# Save and Load Machine Learning Models in Python with `scikit-learn`

## Save Your Model with `Pickle`

In [14]:
import joblib as jl
import pandas as pd
import pickle as pk
from sklearn import model_selection
from sklearn.linear_model import LogisticRegression
from sklearn.model_selection import train_test_split

In [15]:
# load the csv
url = 'https://raw.githubusercontent.com/jbrownlee/Datasets/master/pima-indians-diabetes.data.csv'
names = ['preg', 'plas', 'pres', 'skin', 'test', 'mass', 'pedi', 'age', 'class']
dataframe = pd.read_csv(url, names=names)

In [16]:
# split target data from main df
array = dataframe.values
X = array[:, 0:8]
Y = array[:, 8]
test_size = 0.33
seed = 7

In [17]:
# split data into test and train
Xtrain, Xtest, Ytrain, Ytest = train_test_split(X, Y, test_size=test_size, random_state=seed)
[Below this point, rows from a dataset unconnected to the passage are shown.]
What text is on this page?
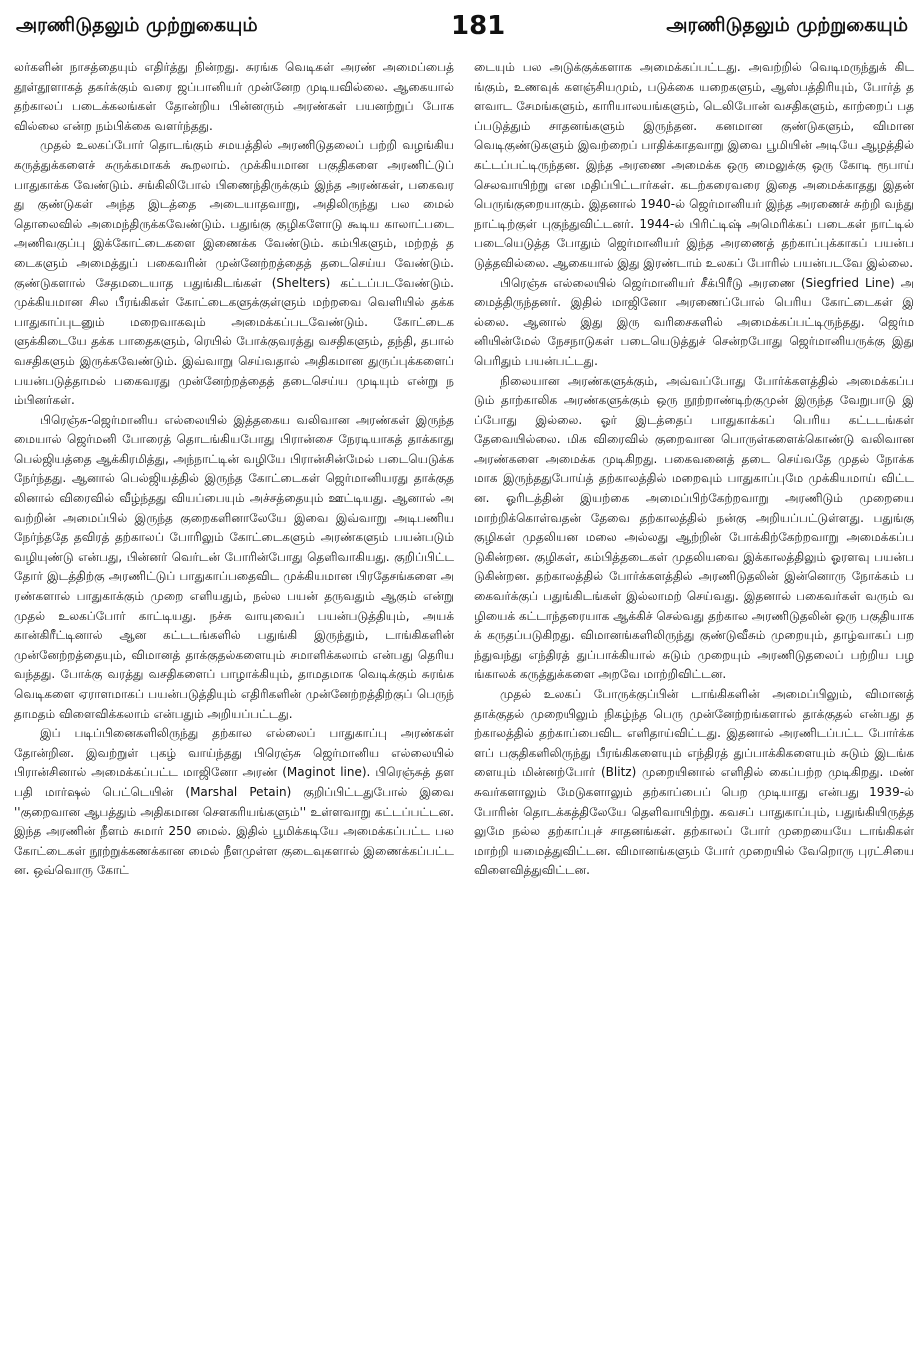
அரணிடுதலும் முற்றுகையும்	181	அரணிடுதலும் முற்றுகையும்

லர்களின் நாசத்தையும் எதிர்த்து நின்றது. சுரங்க வெடிகள் அரண் அமைப்பைத் தூள்தூளாகத் தகர்க்கும் வரை ஜப்பானியர் முன்னேற முடியவில்லை. ஆகையால் தற்காலப் படைக்கலங்கள் தோன்றிய பின்னரும் அரண்கள் பயனற்றுப் போகவில்லை என்ற நம்பிக்கை வளர்ந்தது.

முதல் உலகப்போர் தொடங்கும் சமயத்தில் அரணிடுதலைப் பற்றி வழங்கிய கருத்துக்களைச் சுருக்கமாகக் கூறலாம். முக்கியமான பகுதிகளை அரணிட்டுப் பாதுகாக்க வேண்டும். சங்கிலிபோல் பிணைந்திருக்கும் இந்த அரண்கள், பகைவரது குண்டுகள் அந்த இடத்தை அடையாதவாறு, அதிலிருந்து பல மைல் தொலைவில் அமைந்திருக்கவேண்டும். பதுங்கு குழிகளோடு கூடிய காலாட்படை அணிவகுப்பு இக்கோட்டைகளை இணைக்க வேண்டும். கம்பிகளும், மற்றத் தடைகளும் அமைத்துப் பகைவரின் முன்னேற்றத்தைத் தடைசெய்ய வேண்டும். குண்டுகளால் சேதமடையாத பதுங்கிடங்கள் (Shelters) கட்டப்படவேண்டும். முக்கியமான சில பீரங்கிகள் கோட்டைகளுக்குள்ளும் மற்றவை வெளியில் தக்க பாதுகாப்புடனும் மறைவாகவும் அமைக்கப்படவேண்டும். கோட்டைகளுக்கிடையே தக்க பாதைகளும், ரெயில் போக்குவரத்து வசதிகளும், தந்தி, தபால் வசதிகளும் இருக்கவேண்டும். இவ்வாறு செய்வதால் அதிகமான துருப்புக்களைப் பயன்படுத்தாமல் பகைவரது முன்னேற்றத்தைத் தடைசெய்ய முடியும் என்று நம்பினர்கள்.

பிரெஞ்சு-ஜெர்மானிய எல்லையில் இத்தகைய வலிவான அரண்கள் இருந்தமையால் ஜெர்மனி போரைத் தொடங்கியபோது பிரான்சை நேரடியாகத் தாக்காது பெல்ஜியத்தை ஆக்கிரமித்து, அந்நாட்டின் வழியே பிரான்சின்மேல் படையெடுக்க நேர்ந்தது. ஆனால் பெல்ஜியத்தில் இருந்த கோட்டைகள் ஜெர்மானியரது தாக்குதலினால் விரைவில் வீழ்ந்தது வியப்பையும் அச்சத்தையும் ஊட்டியது. ஆனால் அவற்றின் அமைப்பில் இருந்த குறைகளினாலேயே இவை இவ்வாறு அடிபணிய நேர்ந்ததே தவிரத் தற்காலப் போரிலும் கோட்டைகளும் அரண்களும் பயன்படும் வழியுண்டு என்பது, பின்னர் வெர்டன் போரின்போது தெளிவாகியது. குறிப்பிட்டதோர் இடத்திற்கு அரணிட்டுப் பாதுகாப்பதைவிட முக்கியமான பிரதேசங்களை அரண்களால் பாதுகாக்கும் முறை எளியதும், நல்ல பயன் தருவதும் ஆகும் என்று முதல் உலகப்போர் காட்டியது. நச்சு வாயுவைப் பயன்படுத்தியும், அயக் கான்கிரீட்டினால் ஆன கட்டடங்களில் பதுங்கி இருந்தும், டாங்கிகளின் முன்னேற்றத்தையும், விமானத் தாக்குதல்களையும் சமாளிக்கலாம் என்பது தெரியவந்தது. போக்கு வரத்து வசதிகளைப் பாழாக்கியும், தாமதமாக வெடிக்கும் சுரங்க வெடிகளை ஏராளமாகப் பயன்படுத்தியும் எதிரிகளின் முன்னேற்றத்திற்குப் பெருந் தாமதம் விளைவிக்கலாம் என்பதும் அறியப்பட்டது.

இப் படிப்பினைகளிலிருந்து தற்கால எல்லைப் பாதுகாப்பு அரண்கள் தோன்றின. இவற்றுள் புகழ் வாய்ந்தது பிரெஞ்சு ஜெர்மானிய எல்லையில் பிரான்சினால் அமைக்கப்பட்ட மாஜினோ அரண் (Maginot line). பிரெஞ்சுத் தளபதி மார்ஷல் பெட்டெயின் (Marshal Petain) குறிப்பிட்டதுபோல் இவை ''குறைவான ஆபத்தும் அதிகமான சௌகரியங்களும்'' உள்ளவாறு கட்டப்பட்டன. இந்த அரணின் நீளம் சுமார் 250 மைல். இதில் பூமிக்கடியே அமைக்கப்பட்ட பல கோட்டைகள் நூற்றுக்கணக்கான மைல் நீளமுள்ள குடைவுகளால் இணைக்கப்பட்டன. ஒவ்வொரு கோட்

டையும் பல அடுக்குக்களாக அமைக்கப்பட்டது. அவற்றில் வெடிமருந்துக் கிடங்கும், உணவுக் களஞ்சியமும், படுக்கை யறைகளும், ஆஸ்பத்திரியும், போர்த் தளவாட சேமங்களும், காரியாலயங்களும், டெலிபோன் வசதிகளும், காற்றைப் பதப்படுத்தும் சாதனங்களும் இருந்தன. கனமான குண்டுகளும், விமான வெடிகுண்டுகளும் இவற்றைப் பாதிக்காதவாறு இவை பூமியின் அடியே ஆழத்தில் கட்டப்பட்டிருந்தன. இந்த அரணை அமைக்க ஒரு மைலுக்கு ஒரு கோடி ரூபாய் செலவாயிற்று என மதிப்பிட்டார்கள். கடற்கரைவரை இதை அமைக்காதது இதன் பெருங்குறையாகும். இதனால் 1940-ல் ஜெர்மானியர் இந்த அரணைச் சுற்றி வந்து நாட்டிற்குள் புகுந்துவிட்டனர். 1944-ல் பிரிட்டிஷ் அமெரிக்கப் படைகள் நாட்டில் படையெடுத்த போதும் ஜெர்மானியர் இந்த அரணைத் தற்காப்புக்காகப் பயன்படுத்தவில்லை. ஆகையால் இது இரண்டாம் உலகப் போரில் பயன்படவே இல்லை.

பிரெஞ்சு எல்லையில் ஜெர்மானியர் சீக்பிரீடு அரணை (Siegfried Line) அமைத்திருந்தனர். இதில் மாஜினோ அரணைப்போல் பெரிய கோட்டைகள் இல்லை. ஆனால் இது இரு வரிசைகளில் அமைக்கப்பட்டிருந்தது. ஜெர்மனியின்மேல் நேசநாடுகள் படையெடுத்துச் சென்றபோது ஜெர்மானியருக்கு இது பெரிதும் பயன்பட்டது.

நிலையான அரண்களுக்கும், அவ்வப்போது போர்க்களத்தில் அமைக்கப்படும் தாற்காலிக அரண்களுக்கும் ஒரு நூற்றாண்டிற்குமுன் இருந்த வேறுபாடு இப்போது இல்லை. ஓர் இடத்தைப் பாதுகாக்கப் பெரிய கட்டடங்கள் தேவையில்லை. மிக விரைவில் குறைவான பொருள்களைக்கொண்டு வலிவான அரண்களை அமைக்க முடிகிறது. பகைவனைத் தடை செய்வதே முதல் நோக்கமாக இருந்ததுபோய்த் தற்காலத்தில் மறைவும் பாதுகாப்புமே முக்கியமாய் விட்டன. ஓரிடத்தின் இயற்கை அமைப்பிற்கேற்றவாறு அரணிடும் முறையை மாற்றிக்கொள்வதன் தேவை தற்காலத்தில் நன்கு அறியப்பட்டுள்ளது. பதுங்கு குழிகள் முதலியன மலை அல்லது ஆற்றின் போக்கிற்கேற்றவாறு அமைக்கப்படுகின்றன. குழிகள், கம்பித்தடைகள் முதலியவை இக்காலத்திலும் ஓரளவு பயன்படுகின்றன. தற்காலத்தில் போர்க்களத்தில் அரணிடுதலின் இன்னொரு நோக்கம் பகைவர்க்குப் பதுங்கிடங்கள் இல்லாமற் செய்வது. இதனால் பகைவர்கள் வரும் வழியைக் கட்டாந்தரையாக ஆக்கிச் செல்வது தற்கால அரணிடுதலின் ஒரு பகுதியாகக் கருதப்படுகிறது. விமானங்களிலிருந்து குண்டுவீசும் முறையும், தாழ்வாகப் பறந்துவந்து எந்திரத் துப்பாக்கியால் சுடும் முறையும் அரணிடுதலைப் பற்றிய பழங்காலக் கருத்துக்களை அறவே மாற்றிவிட்டன.

முதல் உலகப் போருக்குப்பின் டாங்கிகளின் அமைப்பிலும், விமானத் தாக்குதல் முறையிலும் நிகழ்ந்த பெரு முன்னேற்றங்களால் தாக்குதல் என்பது தற்காலத்தில் தற்காப்பைவிட எளிதாய்விட்டது. இதனால் அரணிடப்பட்ட போர்க்களப் பகுதிகளிலிருந்து பீரங்கிகளையும் எந்திரத் துப்பாக்கிகளையும் சுடும் இடங்களையும் மின்னற்போர் (Blitz) முறையினால் எளிதில் கைப்பற்ற முடிகிறது. மண் சுவர்களாலும் மேடுகளாலும் தற்காப்பைப் பெற முடியாது என்பது 1939-ல் போரின் தொடக்கத்திலேயே தெளிவாயிற்று. கவசப் பாதுகாப்பும், பதுங்கியிருத்தலுமே நல்ல தற்காப்புச் சாதனங்கள். தற்காலப் போர் முறையையே டாங்கிகள் மாற்றி யமைத்துவிட்டன. விமானங்களும் போர் முறையில் வேறொரு புரட்சியை விளைவித்துவிட்டன.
# fit the model on training set
model = LogisticRegression()
model.fit(Xtrain, Ytrain)

# save the model to disk
filename = 'finalized_model.sav'
pk.dump(model, open(filename, 'wb'))

# ======= main work here ======= #

# load the model from disk
loaded_model = pk.load(open(filename, 'rb'))
result = loaded_model.score(Xtest, Ytest)
print(result)

0.7874015748031497


STOP: TOTAL NO. of ITERATIONS REACHED LIMIT.

Increase the number of iterations (max_iter) or scale the data as shown in:
    https://scikit-learn.org/stable/modules/preprocessing.html
Please also refer to the documentation for alternative solver options:
    https://scikit-learn.org/stable/modules/linear_model.html#logistic-regression
  n_iter_i = _check_optimize_result(


## Save Your Model with `joblib`

In [19]:
# save the model to disk
filename = 'finalized_model.sav'
jl.dump(model, filename)

# ======= main work here ======= #

# load the model from disk
loaded_model = jl.load(filename)
result = loaded_model.score(Xtest,Ytest)
print(result)

0.7874015748031497


# Tips for Saving Your Model

- `python version`. Take note of the python version. You almost certainly require the same major (and maybe minor) version of Python used to serialize the model when you later load it and deserialize it.

- `library version`. The version of all major libraries used in your machine learning project almost certainly need to be the same when deserializing a saved model. This is not limited to the version of `NumPy` and the version of `scikit-learn`.

- `manual serialization`. You might like to manually output the parameters of your learned model so that you can use them directly in `scikit-learn` or another platform in the future. Often, the algorithms used by machine learning algorithms to make predictions are a lot simpler than those used to learn the parameters and may be easy to implement in custom code that you have control over.